CASTELGANDOLFO: If you’ve ever wanted to see the world from the viewpoint of a pope, now you can.

The Vatican has turned part of the lavish papal summer estate south of Rome — which the frugal Pope Francis has never used — into a museum and linked it to Rome via a train.

Both were inaugurated on Friday and one of the main draws is a chance to stand at the window overlooking a large courtyard from where popes before Francis blessed crowds every Sunday for weeks during their summer breaks.

Seven large rooms in the now unused villa house a papal portrait gallery and pontifical artefacts, such as intricately embroidered liturgical vestments, elaborate thrones going back hundreds of years, and several pair of papal slippers, including those worn by Pope Pius V, who died in 1572.

Recalling a time when popes preferred pomp, visitors can also inspect the costume of the “mazziere”, or mace bearer, a sort of papal bouncer whose job during the Middle Ages was to elbow people to the side if they got too close as the pontiff passed.

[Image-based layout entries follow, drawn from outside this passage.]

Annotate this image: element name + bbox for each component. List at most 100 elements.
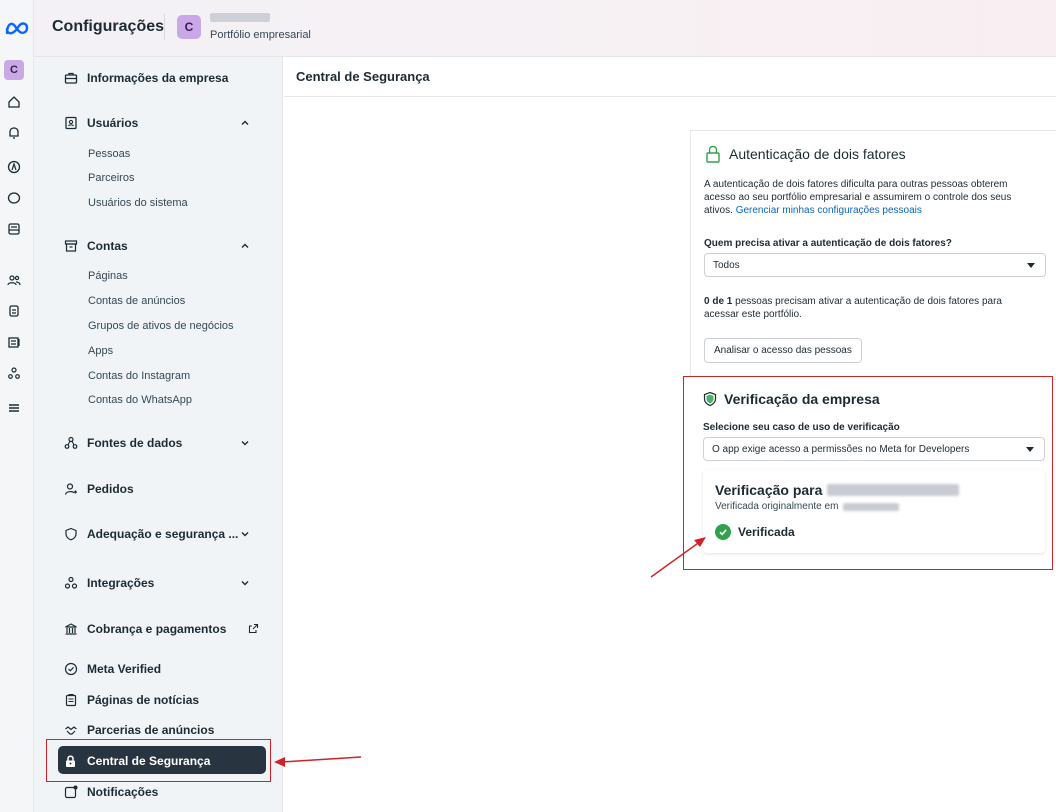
sidebar-subitem-system-users[interactable]: Usuários do sistema — [88, 197, 188, 209]
sidebar-item-billing[interactable]: Cobrança e pagamentos — [64, 622, 226, 636]
sidebar-item-label: Parcerias de anúncios — [87, 723, 215, 737]
sidebar-item-label: Informações da empresa — [87, 71, 229, 85]
sidebar-item-users[interactable]: Usuários — [64, 116, 138, 130]
clipboard-icon — [65, 693, 77, 707]
tools-icon[interactable] — [7, 335, 21, 349]
arrow-to-security-center — [274, 756, 362, 767]
sidebar-item-company-info[interactable]: Informações da empresa — [64, 71, 228, 85]
sidebar-item-compliance[interactable]: Adequação e segurança ... — [64, 527, 238, 541]
sidebar-subitem-ad-accounts[interactable]: Contas de anúncios — [88, 295, 185, 307]
id-badge-icon — [65, 116, 77, 130]
business-subtitle: Portfólio empresarial — [210, 29, 311, 41]
sidebar-item-label: Meta Verified — [87, 662, 162, 676]
verification-status-panel: Verificação para Verificada originalment… — [703, 470, 1045, 553]
sidebar-item-ad-partnerships[interactable]: Parcerias de anúncios — [64, 723, 214, 737]
sidebar-item-label: Fontes de dados — [87, 436, 183, 450]
data-sources-icon — [64, 436, 78, 449]
sidebar-subitem-whatsapp[interactable]: Contas do WhatsApp — [88, 394, 192, 406]
sidebar-item-requests[interactable]: Pedidos — [64, 482, 134, 496]
header-divider — [164, 14, 165, 40]
sidebar-subitem-pages[interactable]: Páginas — [88, 270, 128, 282]
verified-badge-icon — [64, 662, 78, 676]
sidebar-subitem-asset-groups[interactable]: Grupos de ativos de negócios — [88, 320, 234, 332]
verified-originally-label: Verificada originalmente em — [715, 501, 839, 512]
notification-icon — [64, 785, 78, 799]
sidebar-item-label: Contas — [87, 239, 128, 253]
external-link-icon[interactable] — [248, 623, 259, 634]
two-factor-title: Autenticação de dois fatores — [705, 145, 906, 163]
verification-for-label: Verificação para — [715, 482, 823, 498]
menu-icon[interactable] — [7, 401, 21, 415]
business-avatar[interactable]: C — [177, 15, 201, 39]
shield-icon — [65, 527, 77, 541]
verified-originally-line: Verificada originalmente em — [715, 501, 900, 512]
sidebar-subitem-people[interactable]: Pessoas — [88, 148, 130, 160]
chevron-up-icon[interactable] — [240, 241, 250, 251]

Pope Francis, a workaholic who has also renounced the papal apartments in the Vatican in favour of a suite in a guesthouse, does not take vacations. His shunning of Castelgandolfo led to a drastic decline in tourism that hurt the local economy.

Opening the palace doors “was the pope’s initiative,” said Antonio Paolucci, head of the Vatican Museums. “Francis said ‘I won’t go to Castelgandolfo because I have too much to do at the Vatican’ and so he told me to open the palace and the grounds to the public.

“The people of Castelgandolfo were certainly disappointed that the pope decided to not spend his summers here. This is a chance to draw attention to the city again and help the economy,” Paolucci said.

A special train will run on Saturdays from the Vatican to Castelgandolfo, about 35km south of Rome.

Tourists can see the Vatican Museums and gardens and then take the train to the Castelgandolfo estate and the satellite museum.

For the inaugural run on Friday, Italy’s state railways used a 100-year-old, coal-powered locomotive that belted out dark clouds of smoke as it left the Vatican pulling antique carriages, including one used by Pope John XXIII in 1962.

At 136 acres (55 hectares) the Castelgandolfo estate is about 25 per cent larger than Vatican City, with woodlands and a working farm with about 100 cows producing 1,300 litres of milk a day.